Why is the child QObject still accessible when the parent is deleted?

60 views Asked by At

Trying to learn more about PyQt I wrote a small script that:

  • Creates an QObject a
  • Creates an QObject b with a as its parent
  • Deletes a

At this point I expect the object to which the name b is point to have been deleted as well. The documentation of Qt (not PyQt!) says:

The parent takes ownership of the object; i.e., it will automatically delete its children in its destructor.

But b still points to an existing object.
I also tried an explicit garbage collection without any change.
Trying to access a via b's parent() method fails though, as expected.

Why is the QObject referenced by b not deleted when a, which "owns" b, is deleted?

I have added the print outputs as comments below:

import gc

from PyQt5.QtCore import QObject


def tracked_qobjects():
    return [id(o) for o in gc.get_objects() if isinstance(o, QObject)]


def children(qobject: QObject):
    return [id(c) for c in qobject.findChildren(QObject)]


a = QObject()
b = QObject(parent=a)
print(f"QObjects tracked by gc: {tracked_qobjects()}")
# QObjects tracked by gc: [140325587978704, 140325587978848]
print(f"Children of a: {children(a)}")
# Children of a: [140325587978848]

del a
print(f"QObjects tracked by gc: {tracked_qobjects()}")
# QObjects tracked by gc: [140325587978848]

gc.collect()  # not guaranteed to clean up but should not hurt
print(f"QObjects tracked by gc: {tracked_qobjects()}")
# QObjects tracked by gc: [140325587978848]

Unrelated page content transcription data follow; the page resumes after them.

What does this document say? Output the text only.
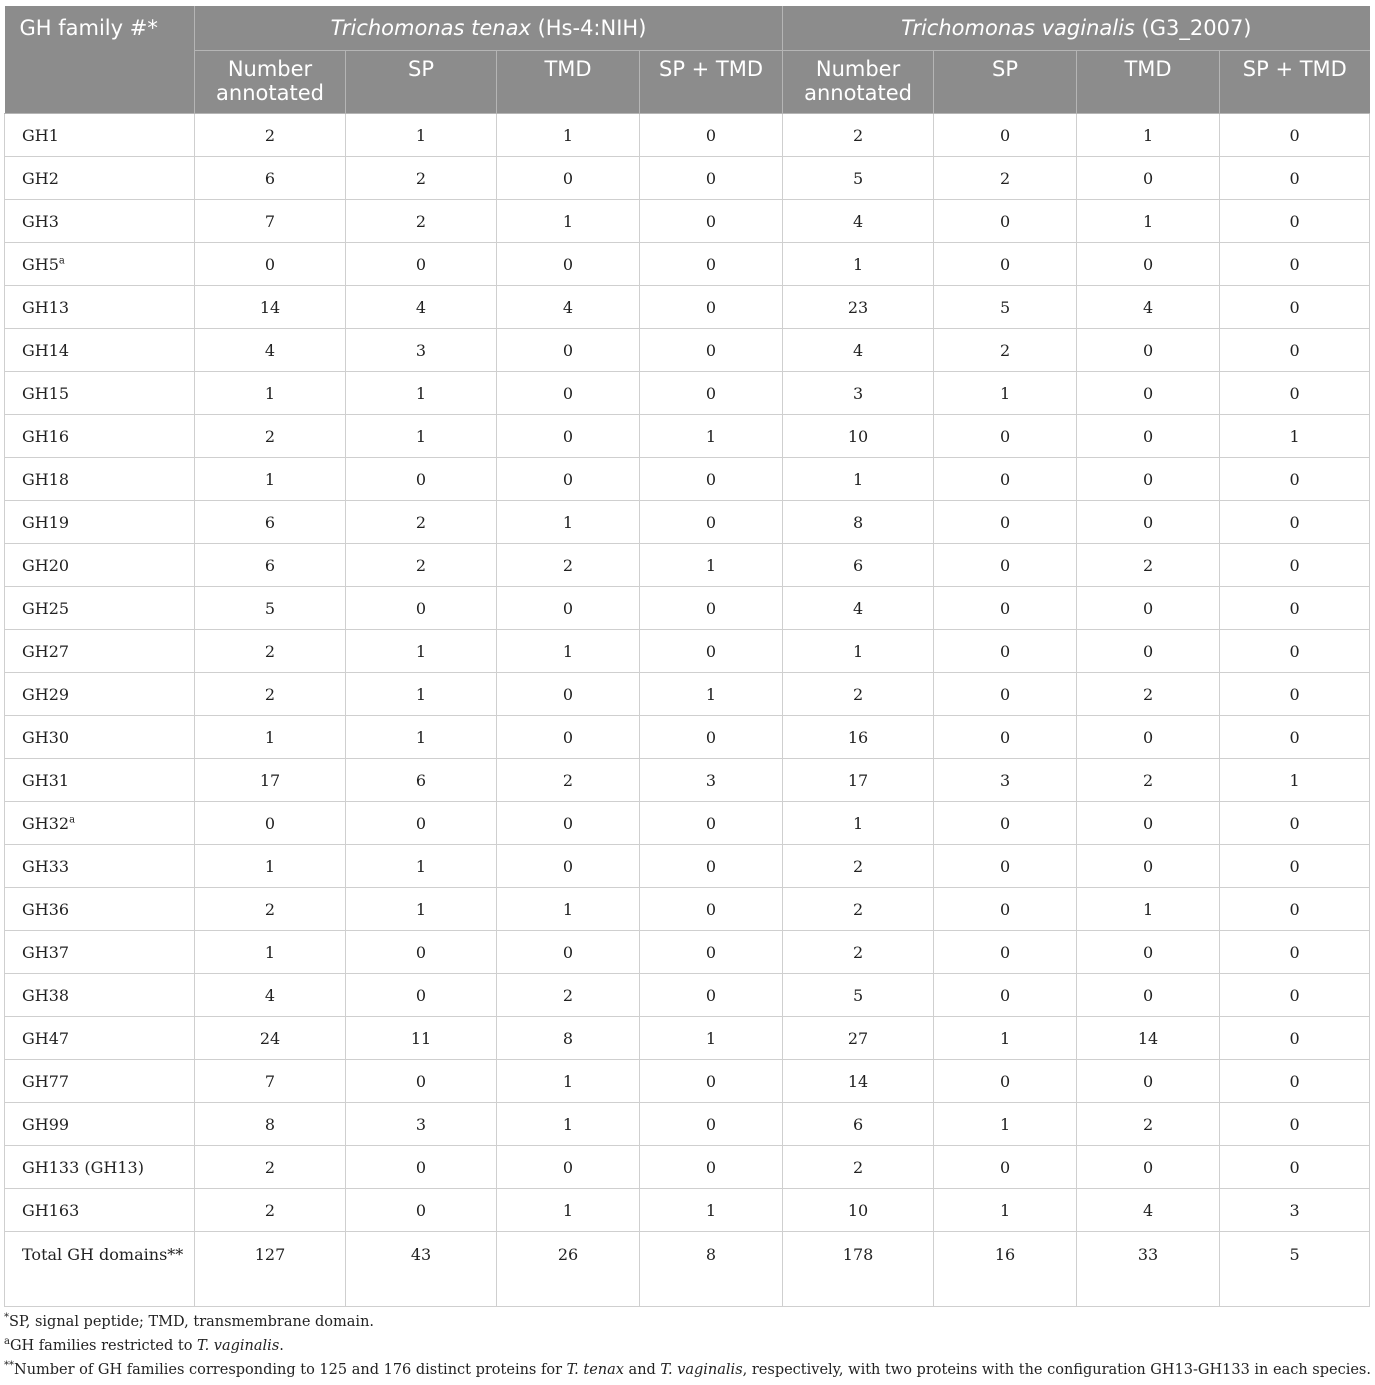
GH family #*	Trichomonas tenax (Hs-4:NIH)				Trichomonas vaginalis (G3_2007)			
	Number annotated	SP	TMD	SP + TMD	Number annotated	SP	TMD	SP + TMD
GH1	2	1	1	0	2	0	1	0
GH2	6	2	0	0	5	2	0	0
GH3	7	2	1	0	4	0	1	0
GH5$^a$	0	0	0	0	1	0	0	0
GH13	14	4	4	0	23	5	4	0
GH14	4	3	0	0	4	2	0	0
GH15	1	1	0	0	3	1	0	0
GH16	2	1	0	1	10	0	0	1
GH18	1	0	0	0	1	0	0	0
GH19	6	2	1	0	8	0	0	0
GH20	6	2	2	1	6	0	2	0
GH25	5	0	0	0	4	0	0	0
GH27	2	1	1	0	1	0	0	0
GH29	2	1	0	1	2	0	2	0
GH30	1	1	0	0	16	0	0	0
GH31	17	6	2	3	17	3	2	1
GH32$^a$	0	0	0	0	1	0	0	0
GH33	1	1	0	0	2	0	0	0
GH36	2	1	1	0	2	0	1	0
GH37	1	0	0	0	2	0	0	0
GH38	4	0	2	0	5	0	0	0
GH47	24	11	8	1	27	1	14	0
GH77	7	0	1	0	14	0	0	0
GH99	8	3	1	0	6	1	2	0
GH133 (GH13)	2	0	0	0	2	0	0	0
GH163	2	0	1	1	10	1	4	3
Total GH domains**	127	43	26	8	178	16	33	5
*SP, signal peptide; TMD, transmembrane domain.
$^a$GH families restricted to T. vaginalis.
**Number of GH families corresponding to 125 and 176 distinct proteins for T. tenax and T. vaginalis, respectively, with two proteins with the configuration GH13-GH133 in each species.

# Since https://doc.qt.io/qt-5/qobject.html#details says:
# "The parent takes ownership of the object; i.e., it will automatically delete
# its children in its destructor."
# I expect that b now points to a non-existent object.
# But no, this still works! Maybe because we are in PyQt5 and
# not a C++ application?
print(id(b))
# 140325587978848
print(b)
# <PyQt5.QtCore.QObject object at 0x7fa018d30a60>

# The parent is truly gone though and trying to access it from its child raises the "wanted" RuntimeError
print(b.parent())
# RuntimeError: wrapped C/C++ object of type QObject has been deleted
1

There are 1 answers

0
bugmenot123 On

This was a red herring. Python can still provide the memory address (id) that the name b is point to and the type of the object expected to be there, but the actual object has been destroyed:

from PyQt5.QtCore import QObject


def children(qobject: QObject):
    return [id(c) for c in qobject.findChildren(QObject)]


def on_destroyed():
    print("x_x")


a = QObject()
b = QObject(parent=a)
b.destroyed.connect(on_destroyed)
print(f"Children of a: {children(a)}")

print("Deleting a...")
del a
print("a has been deleted.")

# Since https://doc.qt.io/qt-5/qobject.html#details says:
# "The parent takes ownership of the object; i.e., it will automatically delete its children in its destructor."
# b now points to a non-existent object.

# Python still knows its memory address and type:
print(id(b))
print(b)

# But trying to do anything with it will fail with the RuntimeError:
print(b.objectName())

results in

Children of a: [140051377982048]
Deleting a...
x_x
a has been deleted.
140051377982048
<PyQt5.QtCore.QObject object at 0x7f6040a28a60>
Traceback (most recent call last):
  File "/.../parental_issues.py", line 30, in <module>
    print(b.objectName())  # RuntimeError: wrapped C/C++ object of type QObject has been deleted
          ^^^^^^^^^^^^^^
RuntimeError: wrapped C/C++ object of type QObject has been deleted

The error message is about b. Its (wrapped) C++ object has been deleted so the Python object is errorneous.